AbstractNot all genes are essential for plant survival. With the rise of pan-genomics, it is evident that certain genes can be lost without negatively affecting fitness. Naturally occurring loss-of-function (LoF) mutations provide a valuable perspective on gene dispensability, offering insights into deleterious and adaptive gene loss. In this study, we identified 91,751 naturally occurring LoF variants from publicly available Arabidopsis genome data. Our findings demonstrate that LoF-intolerant genes are enriched in essential biological functions and associated with specific histone marks linked to active transcription. In contrast, LoF-tolerant genes exhibit relaxed selective pressure and are enriched in functions related to pollen rejection and defense responses, and can be used as a proxy for dispensable genes in the pan-genome. Using a random forest model trained on histone marks, we achieved moderate success in predicting gene LoF tolerance, with an AUC of 0.717 in Arabidopsis and 0.768 in rice, and even across species. We also pioneered genome-wide LoF burden tests in Arabidopsis, collapsing independent LoF alleles into a single state to reduce allelic heterogeneity.
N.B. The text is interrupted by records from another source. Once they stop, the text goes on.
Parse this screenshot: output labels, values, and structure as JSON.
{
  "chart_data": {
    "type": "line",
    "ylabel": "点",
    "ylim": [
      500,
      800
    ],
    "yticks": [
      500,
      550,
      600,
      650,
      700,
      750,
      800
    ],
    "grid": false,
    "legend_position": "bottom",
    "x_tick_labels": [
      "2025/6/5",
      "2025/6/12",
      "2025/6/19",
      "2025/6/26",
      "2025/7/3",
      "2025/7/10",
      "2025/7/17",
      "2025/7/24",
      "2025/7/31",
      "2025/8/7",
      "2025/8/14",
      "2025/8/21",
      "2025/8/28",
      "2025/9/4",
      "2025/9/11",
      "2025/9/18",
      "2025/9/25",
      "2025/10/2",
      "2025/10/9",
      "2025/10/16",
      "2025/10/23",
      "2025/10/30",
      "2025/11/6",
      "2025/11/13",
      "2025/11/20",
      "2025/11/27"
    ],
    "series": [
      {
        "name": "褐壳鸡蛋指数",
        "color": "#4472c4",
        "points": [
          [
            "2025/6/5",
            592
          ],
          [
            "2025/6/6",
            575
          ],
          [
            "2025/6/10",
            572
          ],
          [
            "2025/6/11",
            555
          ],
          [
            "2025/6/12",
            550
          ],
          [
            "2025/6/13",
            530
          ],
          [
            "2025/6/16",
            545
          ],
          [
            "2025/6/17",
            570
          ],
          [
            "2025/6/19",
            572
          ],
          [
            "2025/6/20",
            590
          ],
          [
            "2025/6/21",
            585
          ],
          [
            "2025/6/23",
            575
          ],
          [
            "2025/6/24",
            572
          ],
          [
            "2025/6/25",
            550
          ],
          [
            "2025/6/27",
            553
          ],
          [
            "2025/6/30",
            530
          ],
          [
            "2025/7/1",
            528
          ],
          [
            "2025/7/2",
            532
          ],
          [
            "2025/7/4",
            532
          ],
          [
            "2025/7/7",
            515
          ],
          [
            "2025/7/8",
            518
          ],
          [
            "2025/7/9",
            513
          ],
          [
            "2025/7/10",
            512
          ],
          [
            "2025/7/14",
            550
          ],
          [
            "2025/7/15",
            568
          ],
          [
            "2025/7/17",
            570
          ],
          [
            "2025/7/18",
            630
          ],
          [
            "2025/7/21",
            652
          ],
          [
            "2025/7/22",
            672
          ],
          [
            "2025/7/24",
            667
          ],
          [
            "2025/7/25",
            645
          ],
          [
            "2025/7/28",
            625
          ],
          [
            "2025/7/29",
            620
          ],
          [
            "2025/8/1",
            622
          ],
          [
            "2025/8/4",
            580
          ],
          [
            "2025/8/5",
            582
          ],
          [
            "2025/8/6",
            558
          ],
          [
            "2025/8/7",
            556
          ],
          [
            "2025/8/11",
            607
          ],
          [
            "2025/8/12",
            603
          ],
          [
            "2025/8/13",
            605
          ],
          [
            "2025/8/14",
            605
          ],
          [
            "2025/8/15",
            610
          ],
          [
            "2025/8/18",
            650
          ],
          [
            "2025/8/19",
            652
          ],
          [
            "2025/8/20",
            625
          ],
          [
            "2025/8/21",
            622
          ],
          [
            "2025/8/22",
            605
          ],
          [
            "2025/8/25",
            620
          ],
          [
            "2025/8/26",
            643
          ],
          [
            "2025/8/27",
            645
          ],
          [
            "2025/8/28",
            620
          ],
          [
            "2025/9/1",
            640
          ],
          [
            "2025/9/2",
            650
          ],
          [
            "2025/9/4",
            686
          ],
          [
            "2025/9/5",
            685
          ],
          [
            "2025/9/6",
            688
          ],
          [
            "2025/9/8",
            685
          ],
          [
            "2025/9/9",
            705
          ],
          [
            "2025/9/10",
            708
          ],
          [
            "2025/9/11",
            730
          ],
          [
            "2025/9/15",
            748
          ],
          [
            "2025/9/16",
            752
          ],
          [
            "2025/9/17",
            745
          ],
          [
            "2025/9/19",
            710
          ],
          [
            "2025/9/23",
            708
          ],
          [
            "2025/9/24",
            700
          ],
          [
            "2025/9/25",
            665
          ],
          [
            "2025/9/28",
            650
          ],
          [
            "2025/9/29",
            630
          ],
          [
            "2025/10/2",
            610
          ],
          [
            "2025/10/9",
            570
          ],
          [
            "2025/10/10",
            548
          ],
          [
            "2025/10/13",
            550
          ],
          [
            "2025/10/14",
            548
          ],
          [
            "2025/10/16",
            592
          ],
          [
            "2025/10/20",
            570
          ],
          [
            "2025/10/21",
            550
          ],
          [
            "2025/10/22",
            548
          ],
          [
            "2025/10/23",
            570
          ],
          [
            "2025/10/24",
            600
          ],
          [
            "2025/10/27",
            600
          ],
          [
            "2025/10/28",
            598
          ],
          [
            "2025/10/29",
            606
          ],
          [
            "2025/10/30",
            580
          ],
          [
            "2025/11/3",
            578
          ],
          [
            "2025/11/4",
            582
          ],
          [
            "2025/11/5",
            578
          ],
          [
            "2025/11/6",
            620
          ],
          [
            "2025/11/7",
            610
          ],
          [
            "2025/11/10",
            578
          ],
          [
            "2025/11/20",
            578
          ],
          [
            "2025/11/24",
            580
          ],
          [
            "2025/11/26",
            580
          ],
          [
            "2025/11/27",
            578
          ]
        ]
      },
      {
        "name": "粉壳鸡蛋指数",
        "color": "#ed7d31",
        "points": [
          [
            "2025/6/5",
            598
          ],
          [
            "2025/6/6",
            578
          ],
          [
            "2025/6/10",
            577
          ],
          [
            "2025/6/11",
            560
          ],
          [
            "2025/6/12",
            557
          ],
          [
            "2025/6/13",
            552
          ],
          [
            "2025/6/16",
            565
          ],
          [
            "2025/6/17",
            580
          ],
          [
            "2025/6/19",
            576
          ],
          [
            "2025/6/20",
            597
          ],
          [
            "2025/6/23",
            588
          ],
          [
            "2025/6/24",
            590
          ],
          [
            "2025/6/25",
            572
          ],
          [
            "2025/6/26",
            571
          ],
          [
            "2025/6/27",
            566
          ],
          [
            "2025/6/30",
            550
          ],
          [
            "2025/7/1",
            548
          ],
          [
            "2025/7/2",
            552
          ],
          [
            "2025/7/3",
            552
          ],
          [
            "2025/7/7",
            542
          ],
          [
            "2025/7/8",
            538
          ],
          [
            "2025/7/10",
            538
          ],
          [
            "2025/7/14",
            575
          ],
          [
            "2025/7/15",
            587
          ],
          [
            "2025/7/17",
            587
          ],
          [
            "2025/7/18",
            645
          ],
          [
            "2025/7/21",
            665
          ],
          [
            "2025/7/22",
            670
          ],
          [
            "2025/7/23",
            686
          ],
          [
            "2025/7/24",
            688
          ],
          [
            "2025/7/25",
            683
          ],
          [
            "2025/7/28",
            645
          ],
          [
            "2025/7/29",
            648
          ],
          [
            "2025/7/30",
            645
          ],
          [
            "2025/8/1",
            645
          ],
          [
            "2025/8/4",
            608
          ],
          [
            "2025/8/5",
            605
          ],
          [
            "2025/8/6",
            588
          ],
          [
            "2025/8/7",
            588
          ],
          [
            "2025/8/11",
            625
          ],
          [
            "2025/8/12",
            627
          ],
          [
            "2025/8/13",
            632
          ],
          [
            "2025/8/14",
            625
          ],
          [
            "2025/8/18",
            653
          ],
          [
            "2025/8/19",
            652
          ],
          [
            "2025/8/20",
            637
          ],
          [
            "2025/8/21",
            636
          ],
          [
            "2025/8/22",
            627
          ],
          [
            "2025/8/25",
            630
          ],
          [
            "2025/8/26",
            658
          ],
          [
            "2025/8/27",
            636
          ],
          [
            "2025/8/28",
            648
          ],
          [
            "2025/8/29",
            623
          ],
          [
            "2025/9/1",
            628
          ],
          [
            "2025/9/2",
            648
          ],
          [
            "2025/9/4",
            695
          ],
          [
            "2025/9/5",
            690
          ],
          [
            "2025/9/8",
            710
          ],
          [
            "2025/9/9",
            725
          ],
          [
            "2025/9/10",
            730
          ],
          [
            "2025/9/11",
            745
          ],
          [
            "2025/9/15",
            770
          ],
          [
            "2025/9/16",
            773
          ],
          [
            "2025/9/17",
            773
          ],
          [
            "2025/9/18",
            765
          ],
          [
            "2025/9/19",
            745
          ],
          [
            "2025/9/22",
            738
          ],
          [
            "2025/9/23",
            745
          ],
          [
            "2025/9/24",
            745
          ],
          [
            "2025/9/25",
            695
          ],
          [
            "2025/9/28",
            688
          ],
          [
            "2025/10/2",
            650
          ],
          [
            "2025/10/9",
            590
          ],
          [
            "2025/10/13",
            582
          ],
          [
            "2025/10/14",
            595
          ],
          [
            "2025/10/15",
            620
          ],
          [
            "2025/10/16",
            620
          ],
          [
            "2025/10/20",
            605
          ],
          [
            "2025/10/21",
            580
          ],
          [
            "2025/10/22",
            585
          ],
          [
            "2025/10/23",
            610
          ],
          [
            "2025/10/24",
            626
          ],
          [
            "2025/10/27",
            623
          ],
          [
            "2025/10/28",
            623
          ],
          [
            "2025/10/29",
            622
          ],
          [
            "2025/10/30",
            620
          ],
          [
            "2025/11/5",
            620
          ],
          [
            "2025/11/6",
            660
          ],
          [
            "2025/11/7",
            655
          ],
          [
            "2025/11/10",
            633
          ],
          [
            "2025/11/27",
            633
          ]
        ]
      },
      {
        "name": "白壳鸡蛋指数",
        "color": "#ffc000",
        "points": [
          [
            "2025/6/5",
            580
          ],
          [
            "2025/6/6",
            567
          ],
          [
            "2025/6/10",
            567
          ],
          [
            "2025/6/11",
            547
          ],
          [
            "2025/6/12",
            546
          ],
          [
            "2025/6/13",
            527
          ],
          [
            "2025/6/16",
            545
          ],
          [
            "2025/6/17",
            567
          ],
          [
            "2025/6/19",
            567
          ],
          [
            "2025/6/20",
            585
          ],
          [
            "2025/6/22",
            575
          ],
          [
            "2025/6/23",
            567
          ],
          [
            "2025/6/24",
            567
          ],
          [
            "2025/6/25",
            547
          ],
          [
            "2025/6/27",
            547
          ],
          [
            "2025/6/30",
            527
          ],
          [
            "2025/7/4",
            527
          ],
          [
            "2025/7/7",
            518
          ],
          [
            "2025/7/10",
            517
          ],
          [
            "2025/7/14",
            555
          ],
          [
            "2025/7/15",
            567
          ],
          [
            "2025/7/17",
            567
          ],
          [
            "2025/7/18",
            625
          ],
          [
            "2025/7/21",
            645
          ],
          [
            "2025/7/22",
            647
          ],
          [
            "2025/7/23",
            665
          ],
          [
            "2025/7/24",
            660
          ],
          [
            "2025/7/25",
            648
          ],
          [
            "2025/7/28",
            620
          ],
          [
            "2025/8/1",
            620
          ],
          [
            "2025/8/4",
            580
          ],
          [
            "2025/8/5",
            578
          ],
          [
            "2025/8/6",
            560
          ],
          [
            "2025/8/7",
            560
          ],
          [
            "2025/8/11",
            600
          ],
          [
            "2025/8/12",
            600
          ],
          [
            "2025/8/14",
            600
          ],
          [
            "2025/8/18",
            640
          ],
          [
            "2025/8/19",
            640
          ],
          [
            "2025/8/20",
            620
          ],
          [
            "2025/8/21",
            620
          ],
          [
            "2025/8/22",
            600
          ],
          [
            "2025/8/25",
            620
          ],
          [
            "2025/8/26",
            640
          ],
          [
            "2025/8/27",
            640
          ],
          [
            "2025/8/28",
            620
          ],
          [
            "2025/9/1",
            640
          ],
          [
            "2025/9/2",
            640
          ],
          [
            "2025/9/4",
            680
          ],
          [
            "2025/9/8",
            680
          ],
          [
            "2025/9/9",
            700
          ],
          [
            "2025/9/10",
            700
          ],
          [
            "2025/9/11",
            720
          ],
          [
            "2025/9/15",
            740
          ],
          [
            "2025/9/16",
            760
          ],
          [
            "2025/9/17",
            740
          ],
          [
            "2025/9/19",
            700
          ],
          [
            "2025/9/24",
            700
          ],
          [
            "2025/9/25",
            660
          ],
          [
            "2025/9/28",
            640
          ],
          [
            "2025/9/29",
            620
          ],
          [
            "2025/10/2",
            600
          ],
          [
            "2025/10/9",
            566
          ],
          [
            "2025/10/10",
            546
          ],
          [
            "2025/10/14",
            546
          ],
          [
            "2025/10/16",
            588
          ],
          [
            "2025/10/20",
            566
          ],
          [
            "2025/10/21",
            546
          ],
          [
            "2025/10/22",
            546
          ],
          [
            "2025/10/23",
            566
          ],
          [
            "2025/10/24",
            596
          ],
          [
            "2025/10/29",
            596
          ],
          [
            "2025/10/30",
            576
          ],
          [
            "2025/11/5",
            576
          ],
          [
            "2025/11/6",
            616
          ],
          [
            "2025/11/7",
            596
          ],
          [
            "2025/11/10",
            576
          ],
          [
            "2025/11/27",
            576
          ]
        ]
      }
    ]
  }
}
By integrating LoF burden tests with transcriptomic data, we identified thousands of LoF-expression associations. Notably, this analysis accurately recapitulated the flowering time networks and identified FRIGIDA as a key regulator of flowering time genes. Furthermore, we found that collapsing alleles based on functional outcomes enhances association sensitivity. These results provide insight into gene dispensability and a framework for leveraging LoF mutations to study gene functions with improved association studies.